В. С. Соловьев переосмыслил отношение между разными искусствами. Он не делил искусства на декоративные и высокие, не делил на значимые и малозначимые. Конечно, для него были искусства, непосредственно выводившие созерцателя к тайной жизни мира: музыка охватывает любовным волнением человека, поэзия сообщает его чувствам справедливую стройность, живопись позволяет благоговейно касаться вещей, тогда как архитектура учит созерцателя преодолевать тяжесть в рассмотрении идеальных форм. Когда Мандельштам воспел сестер «тяжесть и нежность», вероятно, он тоже вдохновлялся мыслью В. С. Соловьева об искусстве как о благоговении перед красотой, которое при этом заставляет воспарить над былыми слишком тесными образами красоты.
Важнейшая задача искусства, по Соловьеву – помочь природе раскрыть в себе игру жизненных сил. Но цель искусства – помочь самим этим жизненным силам осознать себя как силы любви, уже не силы притяжения или влечения, но силы благоговения, стыдливости и созидания. Соловьев не сводил искусство ни к сублимации эротического влечения, ни к передаче глубоких эмоциональных переживаний – оба подхода он бы заклеймил как неверные. Для него стыдливое благоговение перед бытием – не сублимация, а та единственная вежливость, которая и освобождает нас от тяжести былой вины и былых ошибок.

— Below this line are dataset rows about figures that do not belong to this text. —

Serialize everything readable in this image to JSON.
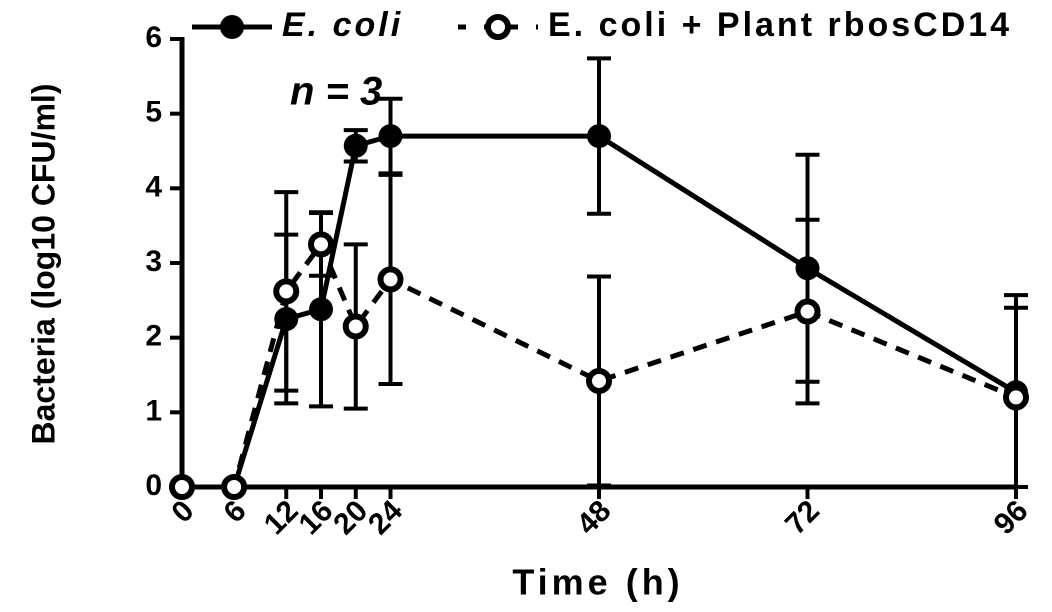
{
  "chart_data": {
    "type": "line",
    "x_label": "Time (h)",
    "y_label": "Bacteria (log10 CFU/ml)",
    "annotation": "n = 3",
    "x": [
      0,
      6,
      12,
      16,
      20,
      24,
      48,
      72,
      96
    ],
    "series": [
      {
        "name": "E. coli",
        "color": "#000000",
        "style": "solid",
        "marker": "filled",
        "values": [
          0,
          0,
          2.25,
          2.38,
          4.57,
          4.7,
          4.7,
          2.93,
          1.27
        ],
        "errors": [
          0,
          0,
          1.13,
          1.3,
          0.21,
          0.5,
          1.04,
          1.52,
          1.3
        ]
      },
      {
        "name": "E. coli + Plant rbosCD14",
        "color": "#000000",
        "style": "dashed",
        "marker": "open",
        "values": [
          0,
          0,
          2.62,
          3.25,
          2.15,
          2.78,
          1.42,
          2.35,
          1.2
        ],
        "errors": [
          0,
          0,
          1.33,
          0.42,
          1.1,
          1.4,
          1.4,
          1.23,
          1.2
        ]
      }
    ],
    "xlim": [
      0,
      96
    ],
    "xticks": [
      0,
      6,
      12,
      16,
      20,
      24,
      48,
      72,
      96
    ],
    "ylim": [
      0,
      6
    ],
    "yticks": [
      0,
      1,
      2,
      3,
      4,
      5,
      6
    ],
    "grid": false,
    "legend": "top"
  }
}
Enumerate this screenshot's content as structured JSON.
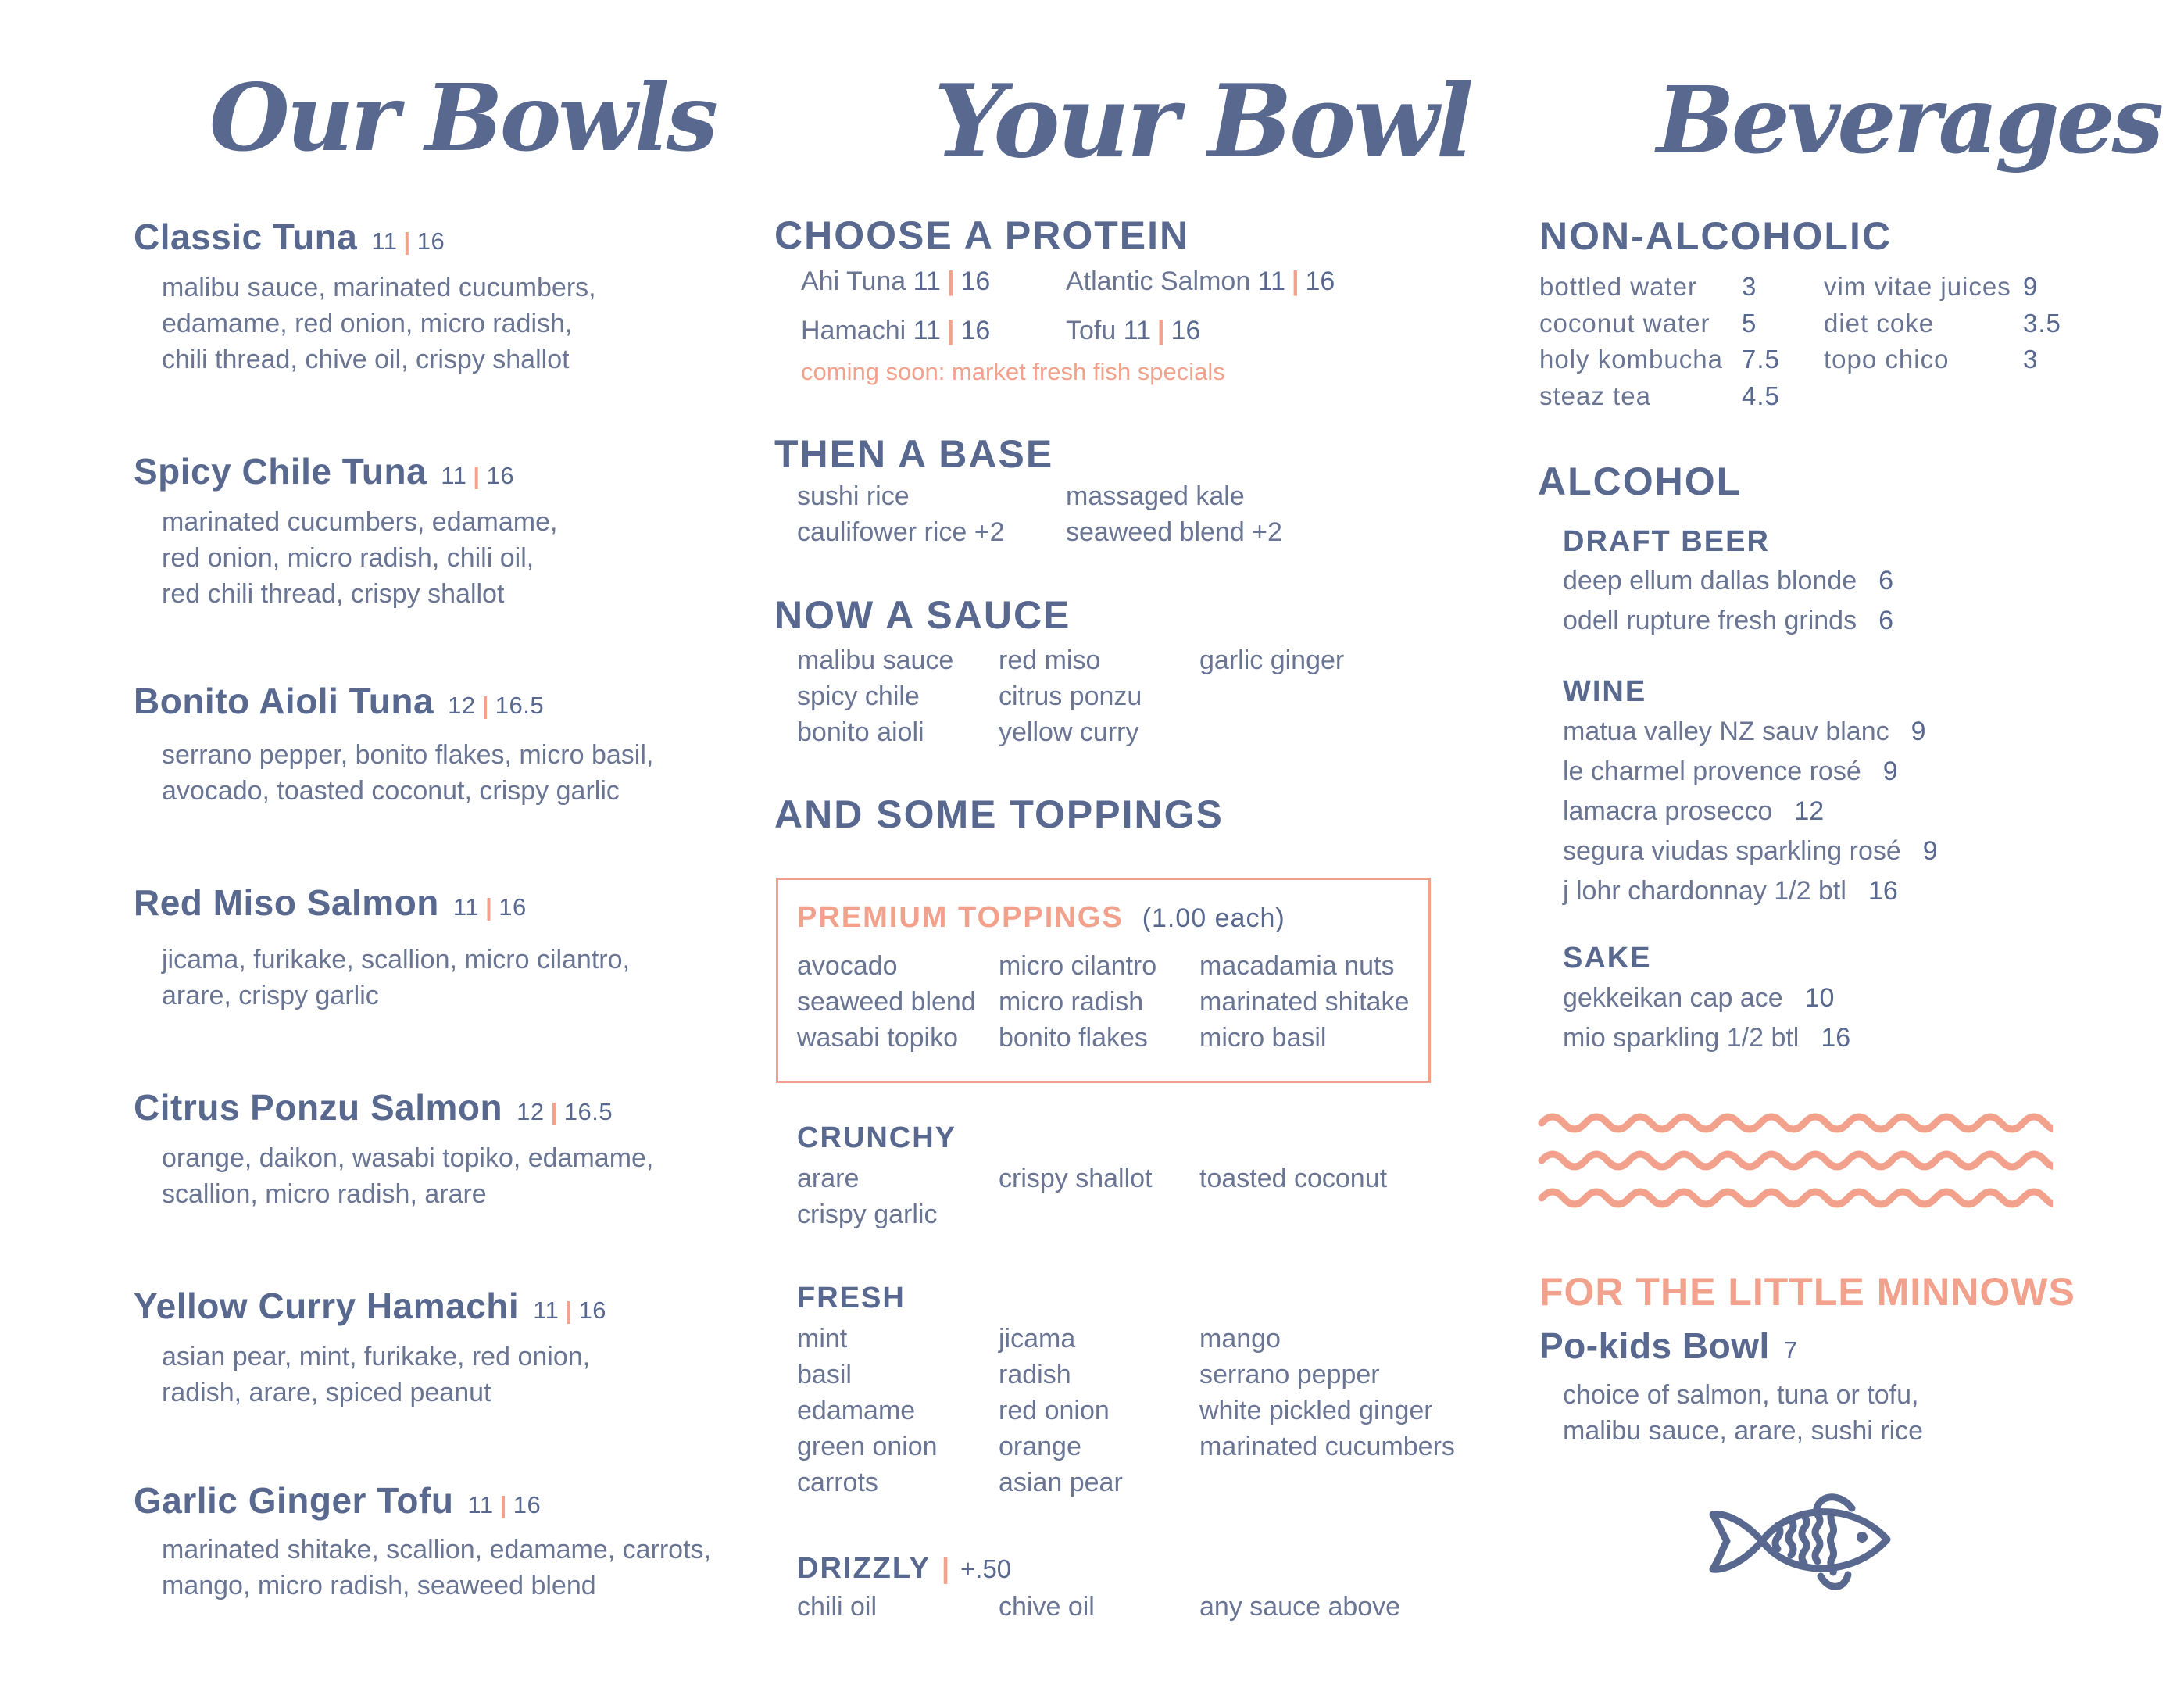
{
  "colors": {
    "primary": "#58688f",
    "accent": "#f2a28c",
    "body_text": "#6a7594"
  },
  "our_bowls": {
    "title": "Our Bowls",
    "items": [
      {
        "name": "Classic Tuna",
        "price_small": "11",
        "price_large": "16",
        "description": [
          "malibu sauce, marinated cucumbers,",
          "edamame, red onion, micro radish,",
          "chili thread, chive oil, crispy shallot"
        ]
      },
      {
        "name": "Spicy Chile Tuna",
        "price_small": "11",
        "price_large": "16",
        "description": [
          "marinated cucumbers, edamame,",
          "red onion, micro radish, chili oil,",
          "red chili thread, crispy shallot"
        ]
      },
      {
        "name": "Bonito Aioli Tuna",
        "price_small": "12",
        "price_large": "16.5",
        "description": [
          "serrano pepper, bonito flakes, micro basil,",
          "avocado, toasted coconut, crispy garlic"
        ]
      },
      {
        "name": "Red Miso Salmon",
        "price_small": "11",
        "price_large": "16",
        "description": [
          "jicama, furikake, scallion, micro cilantro,",
          "arare, crispy garlic"
        ]
      },
      {
        "name": "Citrus Ponzu Salmon",
        "price_small": "12",
        "price_large": "16.5",
        "description": [
          "orange, daikon, wasabi topiko, edamame,",
          "scallion, micro radish, arare"
        ]
      },
      {
        "name": "Yellow Curry Hamachi",
        "price_small": "11",
        "price_large": "16",
        "description": [
          "asian pear, mint, furikake, red onion,",
          "radish, arare, spiced peanut"
        ]
      },
      {
        "name": "Garlic Ginger Tofu",
        "price_small": "11",
        "price_large": "16",
        "description": [
          "marinated shitake, scallion, edamame, carrots,",
          "mango, micro radish, seaweed blend"
        ]
      }
    ]
  },
  "your_bowl": {
    "title": "Your Bowl",
    "protein": {
      "heading": "CHOOSE A PROTEIN",
      "items": [
        {
          "name": "Ahi Tuna",
          "price_small": "11",
          "price_large": "16"
        },
        {
          "name": "Atlantic Salmon",
          "price_small": "11",
          "price_large": "16"
        },
        {
          "name": "Hamachi",
          "price_small": "11",
          "price_large": "16"
        },
        {
          "name": "Tofu",
          "price_small": "11",
          "price_large": "16"
        }
      ],
      "note": "coming soon: market fresh fish specials"
    },
    "base": {
      "heading": "THEN A BASE",
      "columns": [
        [
          "sushi rice",
          "caulifower rice +2"
        ],
        [
          "massaged kale",
          "seaweed blend +2"
        ]
      ]
    },
    "sauce": {
      "heading": "NOW A SAUCE",
      "columns": [
        [
          "malibu sauce",
          "spicy chile",
          "bonito aioli"
        ],
        [
          "red miso",
          "citrus ponzu",
          "yellow curry"
        ],
        [
          "garlic ginger"
        ]
      ]
    },
    "toppings": {
      "heading": "AND SOME TOPPINGS",
      "premium": {
        "heading": "PREMIUM TOPPINGS",
        "note": "(1.00 each)",
        "columns": [
          [
            "avocado",
            "seaweed blend",
            "wasabi topiko"
          ],
          [
            "micro cilantro",
            "micro radish",
            "bonito flakes"
          ],
          [
            "macadamia nuts",
            "marinated shitake",
            "micro basil"
          ]
        ]
      },
      "crunchy": {
        "heading": "CRUNCHY",
        "columns": [
          [
            "arare",
            "crispy garlic"
          ],
          [
            "crispy shallot"
          ],
          [
            "toasted coconut"
          ]
        ]
      },
      "fresh": {
        "heading": "FRESH",
        "columns": [
          [
            "mint",
            "basil",
            "edamame",
            "green onion",
            "carrots"
          ],
          [
            "jicama",
            "radish",
            "red onion",
            "orange",
            "asian pear"
          ],
          [
            "mango",
            "serrano pepper",
            "white pickled ginger",
            "marinated cucumbers"
          ]
        ]
      },
      "drizzly": {
        "heading": "DRIZZLY",
        "price": "+.50",
        "columns": [
          [
            "chili oil"
          ],
          [
            "chive oil"
          ],
          [
            "any sauce above"
          ]
        ]
      }
    }
  },
  "beverages": {
    "title": "Beverages",
    "non_alcoholic": {
      "heading": "NON-ALCOHOLIC",
      "rows": [
        [
          {
            "name": "bottled water",
            "price": "3"
          },
          {
            "name": "vim vitae juices",
            "price": "9"
          }
        ],
        [
          {
            "name": "coconut water",
            "price": "5"
          },
          {
            "name": "diet coke",
            "price": "3.5"
          }
        ],
        [
          {
            "name": "holy kombucha",
            "price": "7.5"
          },
          {
            "name": "topo chico",
            "price": "3"
          }
        ],
        [
          {
            "name": "steaz tea",
            "price": "4.5"
          }
        ]
      ]
    },
    "alcohol": {
      "heading": "ALCOHOL",
      "draft_beer": {
        "heading": "DRAFT BEER",
        "items": [
          {
            "name": "deep ellum dallas blonde",
            "price": "6"
          },
          {
            "name": "odell rupture fresh grinds",
            "price": "6"
          }
        ]
      },
      "wine": {
        "heading": "WINE",
        "items": [
          {
            "name": "matua valley NZ sauv blanc",
            "price": "9"
          },
          {
            "name": "le charmel provence rosé",
            "price": "9"
          },
          {
            "name": "lamacra prosecco",
            "price": "12"
          },
          {
            "name": "segura viudas sparkling rosé",
            "price": "9"
          },
          {
            "name": "j lohr chardonnay 1/2 btl",
            "price": "16"
          }
        ]
      },
      "sake": {
        "heading": "SAKE",
        "items": [
          {
            "name": "gekkeikan cap ace",
            "price": "10"
          },
          {
            "name": "mio sparkling 1/2 btl",
            "price": "16"
          }
        ]
      }
    },
    "kids": {
      "heading": "FOR THE LITTLE MINNOWS",
      "name": "Po-kids Bowl",
      "price": "7",
      "description": [
        "choice of salmon, tuna or tofu,",
        "malibu sauce, arare, sushi rice"
      ]
    }
  },
  "icons": {
    "waves": "waves-decoration",
    "fish": "fish-icon"
  }
}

Нет ни одного русского философа ХХ века, который не был бы благодарен Соловьеву. Философия творчества Николая Бердяева и философия поступка Михаила Бахтина, интуиция истины Павла Флоренского и религиозная диалектика Алексея Лосева – прямое продолжение философии В. С. Соловьева. Невозможно без влияния Соловьева представить ни Прекрасную даму Блока, являющуюся из туманов бытия в область идеала, ни фантасмагорию «Петербурга» Андрея Белого, продолжающую учение Соловьева о конечности и неполноте исторических форм.